WASHINGTON — An interesting thing happened in the U.S. Senate Monday night: Twenty-one Republicans voted for a bill that could lead to consumers paying new taxes.
The Senate passed what’s called the Marketplace Fairness Act, a bill that would allow states to require companies that sell goods online to collect sales tax for the first time. Sixty-nine senators voted for the bill, including the 21 Republicans. A House bill has 65 co-sponsors, 24 Republicans among them (though none of the three from Minnesota have signed on, and spokesmen for each of them did not return requests for comment last week).
For Republicans, the political calculus on the Marketplace Fairness Act can be fairly complicated. In essence, the bill would see consumers paying more for purchases they make online, something that would, on its face, violate anti-tax increase pledges many conservatives have taken. But a large coalition of businesses has lined up to support the bill, saying it would diminish one of the competitive advantages enjoyed by the likes of Overstock and eBay but not Target and Best Buy: You pay sales tax when you shop at the latter, but not at the former.
“‘Level the playing field,’ it’s overused, but it’s exactly right,” Minnesota Retailers Association President Bruce Nustad said. “A sale is a sale, whether it occurs online or at a brick-and-mortar store.”
Businesses back
Under current law, states cannot compel online companies to collect sales tax unless they have a physical presence in that state. Technically, consumers are supposed to pay the taxes individually, but the system isn’t enforced, and no one ever does. That leads to tax-free shopping for consumers, lots of lost revenue for states (for Minnesota, nearly $400 million in 2011 alone, Sen. Al Franken said in an April speech), and, companies say, fewer sales for traditional physical retailers.

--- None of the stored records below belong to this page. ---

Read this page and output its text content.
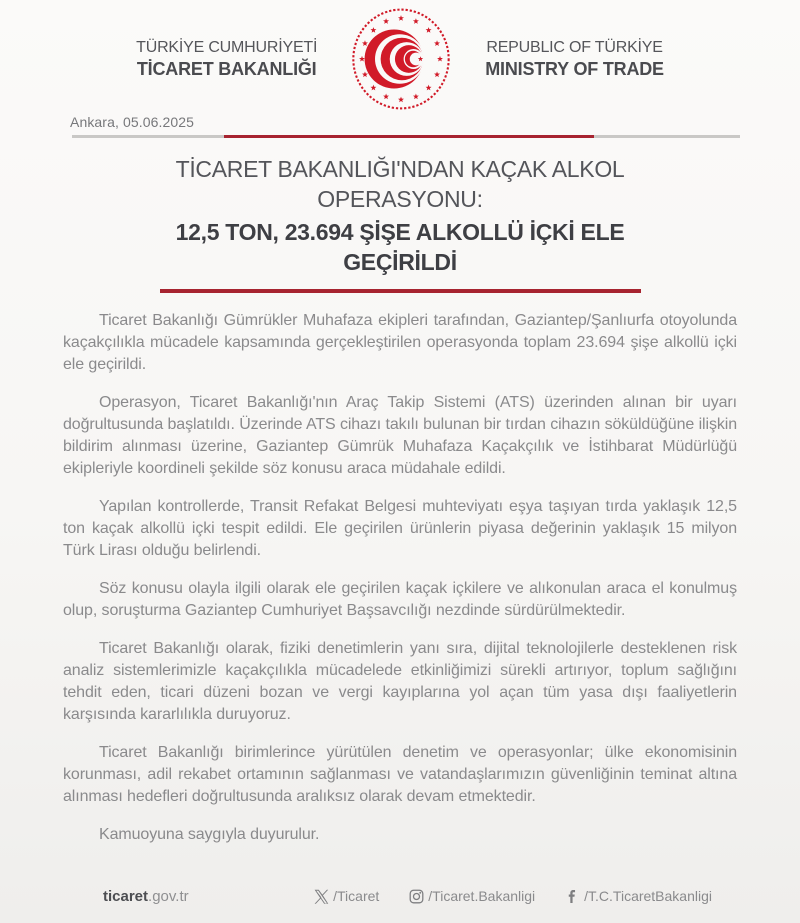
TÜRKİYE CUMHURİYETİ
TİCARET BAKANLIĞI
REPUBLIC OF TÜRKİYE
MINISTRY OF TRADE
Ankara, 05.06.2025
TİCARET BAKANLIĞI'NDAN KAÇAK ALKOL OPERASYONU:
12,5 TON, 23.694 ŞİŞE ALKOLLÜ İÇKİ ELE GEÇİRİLDİ

Ticaret Bakanlığı Gümrükler Muhafaza ekipleri tarafından, Gaziantep/Şanlıurfa otoyolunda kaçakçılıkla mücadele kapsamında gerçekleştirilen operasyonda toplam 23.694 şişe alkollü içki ele geçirildi.

Operasyon, Ticaret Bakanlığı'nın Araç Takip Sistemi (ATS) üzerinden alınan bir uyarı doğrultusunda başlatıldı. Üzerinde ATS cihazı takılı bulunan bir tırdan cihazın söküldüğüne ilişkin bildirim alınması üzerine, Gaziantep Gümrük Muhafaza Kaçakçılık ve İstihbarat Müdürlüğü ekipleriyle koordineli şekilde söz konusu araca müdahale edildi.

Yapılan kontrollerde, Transit Refakat Belgesi muhteviyatı eşya taşıyan tırda yaklaşık 12,5 ton kaçak alkollü içki tespit edildi. Ele geçirilen ürünlerin piyasa değerinin yaklaşık 15 milyon Türk Lirası olduğu belirlendi.

Söz konusu olayla ilgili olarak ele geçirilen kaçak içkilere ve alıkonulan araca el konulmuş olup, soruşturma Gaziantep Cumhuriyet Başsavcılığı nezdinde sürdürülmektedir.

Ticaret Bakanlığı olarak, fiziki denetimlerin yanı sıra, dijital teknolojilerle desteklenen risk analiz sistemlerimizle kaçakçılıkla mücadelede etkinliğimizi sürekli artırıyor, toplum sağlığını tehdit eden, ticari düzeni bozan ve vergi kayıplarına yol açan tüm yasa dışı faaliyetlerin karşısında kararlılıkla duruyoruz.

Ticaret Bakanlığı birimlerince yürütülen denetim ve operasyonlar; ülke ekonomisinin korunması, adil rekabet ortamının sağlanması ve vatandaşlarımızın güvenliğinin teminat altına alınması hedefleri doğrultusunda aralıksız olarak devam etmektedir.

Kamuoyuna saygıyla duyurulur.

ticaret.gov.tr	/Ticaret	/Ticaret.Bakanligi	/T.C.TicaretBakanligi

The legislation before the Senate would allow states to require online retailers to collect the tax, provided the retailer makes more than $1 million in sales a year and as long as the state creates a less complicated tax collection system for the sellers (something Minnesota and several others have done).
There are a lot of groups rooting for the bill’s passage, including big business. The main group lobbying for the bill lists 115 companies as supporters, including Amazon and Minnesota giants Target and Best Buy, whose government relations arm lists some version of an online sales tax as a top priority for 2013.
The bipartisan National Governor’s Association backs the bill, too, echoing the fairness refrain.
“If a company is doing business, selling goods and soliciting customers in their state, that company should have to play by that state’s rules,” the group wrote in an April letter. “If a state has a sales tax on specific goods, then everybody selling those goods there should have to collect and remit it.”
Anti-tax groups oppose
But the traditional cast of anti-tax zealots has fought against the bill, calling it an obvious attempt to increase taxes on consumers and a potential burden on the companies that would have to collect taxes for the first time.
The biggest and most influential of those groups have all spoken out against the bill: Americans for Tax Reform, Americans for Prosperity, the Wall Street Journal editorial board, groups conservative Republicans have allied with for several years to oppose anything that could even be construed as a tax increase. Their legislative champion is New Hampshire Sen. Kelly Ayotte, who took to the Senate floor two weeks ago to recount stories from online firms worrying about the hassles of collecting a sales tax for the first time.
“It is truly shocking to think that people actually want to say this somehow is going to level the playing field or make it more fair, when it puts this great burden on businesses,” she said.
Democrats like
On the other side of the aisle, Democrats generally support the bill. Only five Democrats voted against the bill in the Senate, and 41, including Betty McCollum and Keith Ellison, co-sponsor the House version of the bill.
Both Minnesota Sens. Amy Klobuchar and Al Franken voted for the bill, and spoke on the floor for its passage.
“It’s something that will allow states to help their brick-and-mortar retailers, including the mom-and-pop shops on Main Street, stay competitive in a marketplace where online sales have become a fact of life,” Franken said in a speech right after Ayotte’s. “This legislation is a common-sense measure that brings our sales tax laws into the 21st century.”
With Senate passage, the question is whether House Republicans would be willing to accept online sales taxes as well.
The conference has ignored the wishes of big business in the past (business groups were early critics of debt limit brinksmanship in 2011, but that didn’t stop Congress from wasting three months arguing about when and how to raise the limit). And with conservative Republicans’ otherwise uncompromising anti-tax-increase voting record, it’s possible House leadership would have to look to Democrats to provide most of the aye votes needed to pass such a bill. That’s something Speaker John Boehner has grudgingly done a few times this year, though he’s warned it’s not likely to happen again.
And just less than half of Senate Republicans voted for the bill, so while it has bipartisan support, it’s not that broad among Republicans.
But supporters say to take this one step at a time, hoping Senate passage will pressure the House to the do the same. Still, Nustad of the Retailers Association said he isn’t expecting that to happen any time soon.
“I couldn’t even given you a percentage chance, but once the Senate passes it, it does put some momentum in place,” he said.